Przed domem zalegała kupa węgla. Samochód hamował przed węglem, wózek Chłopczyka J. Pani Łyżeczka transportowała zakosdm między czarnymi grudami, a ja mój rower nosiłam nad węglem (starając sie nie upuscić go ze śmiechu). Tymczasem to nie było zabawne. Pan Łyżeczka, sam jeden, pracował ciężko, by ówże węgiel powrzucać do worków, a worki wrzucić do piwnicy. Był już po dniówce i nieludzko zmęczony.

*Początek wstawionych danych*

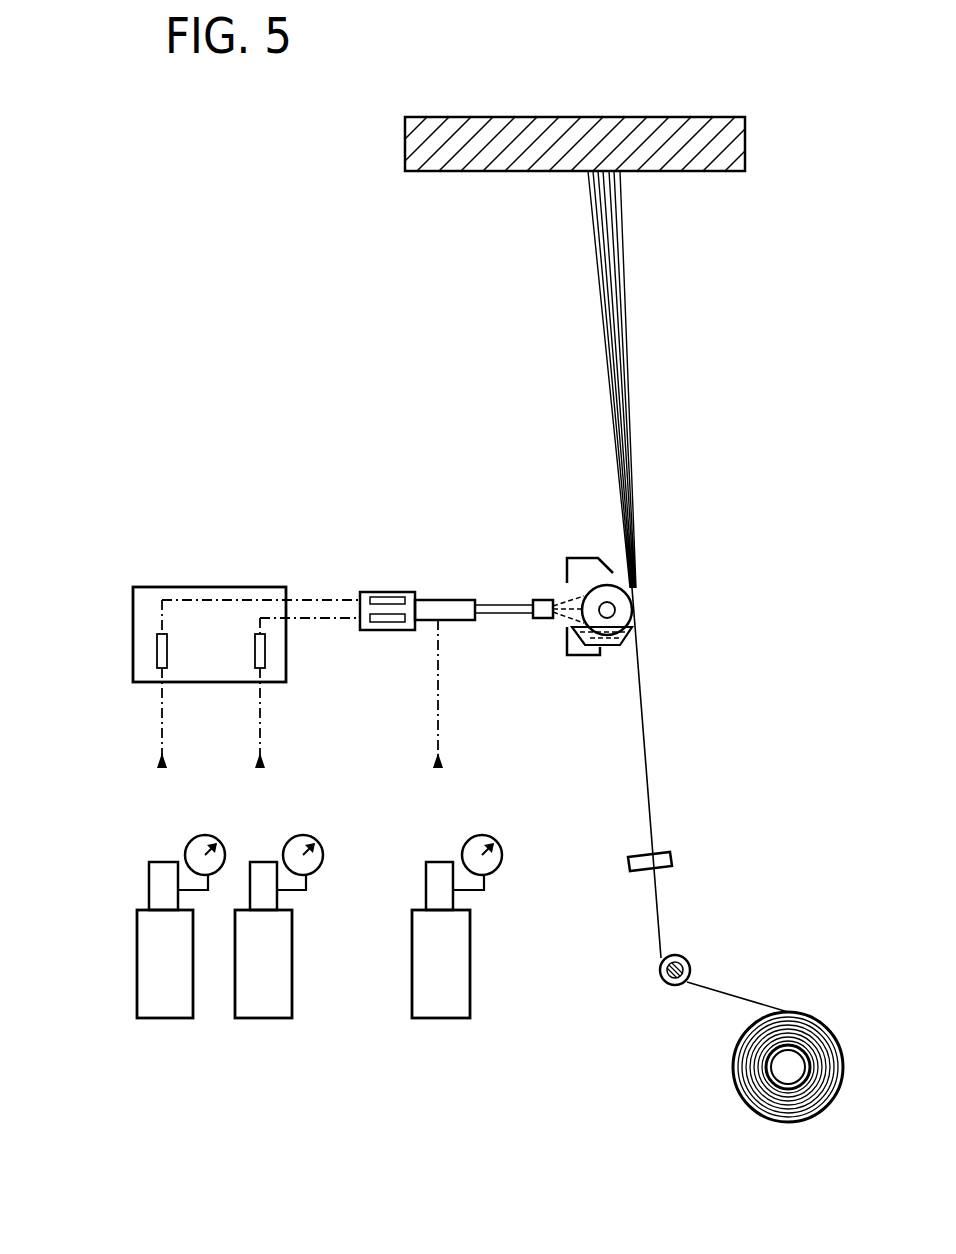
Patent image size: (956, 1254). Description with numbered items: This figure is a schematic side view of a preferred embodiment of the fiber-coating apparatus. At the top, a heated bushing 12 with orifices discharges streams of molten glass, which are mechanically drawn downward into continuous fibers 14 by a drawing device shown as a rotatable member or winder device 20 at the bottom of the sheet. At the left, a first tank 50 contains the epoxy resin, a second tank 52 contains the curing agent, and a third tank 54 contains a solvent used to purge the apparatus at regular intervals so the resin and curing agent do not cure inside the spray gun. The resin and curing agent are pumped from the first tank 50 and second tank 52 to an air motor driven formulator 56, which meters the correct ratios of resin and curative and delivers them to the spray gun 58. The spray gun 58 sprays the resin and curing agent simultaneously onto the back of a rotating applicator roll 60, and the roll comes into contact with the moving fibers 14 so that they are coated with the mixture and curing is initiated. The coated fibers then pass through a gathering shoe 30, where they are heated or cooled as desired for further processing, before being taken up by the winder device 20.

W środę postanowiliśmy wszyscy wybrać się na pizzę do Małego Miasteczka. Pani Łyżeczka zapakowała do samochodu Chłopczyka J., a ja siebie samą, Pan Łyżeczka otwierał akurat bramę. - Sosenko, czy ty zgubiłaś może obcas...? - i Pani Łyżeczka podała mi na otwartej dłoni fragment damskiego buta. Nieee... Sosenka chodzi w sandałach turystycznych.- Ja to wygrzebałam z węgla - dodała znacząco. - A ja - powiedział Pan Łyżeczka - znalazłem tam zatyczki do uszu. Twierdził on, co prawda, że zatyczki dowód na istnienie górników (sprzęt służbowy). "Ale żeby damski but...?" Poradziłam Łyżeczce, żeby - zanim znajdzie w kupie węgla lusterko oraz zbielałe kości - zastanowiła się, czy nie ma jakieś dalszej koleżanki, która od dłuższego czasu zachowuje tajemnicze milczenie.
W czwartek Pan Łyżeczka skończył przesypywanie paliwa do worów. Obawialiśmy się, że w nocy wedrze się na podwórko jakiś klient i wyniesie trochę na własnych plecach. Ale wieczorem lunęło, a w nocy rąbały pioruny i szumiało jak pod prysznicem. Dzisiaj rano wioska stała w burej wodzie, do sąsiadów (ponoć już tradycyjnie) przybyło pogotwie wodno-ściekowe, Tylko obejście Łyżeczków prezentowało się godnie. Od stoku, po którym spływała woda, odgradzał je solidny wał z worków.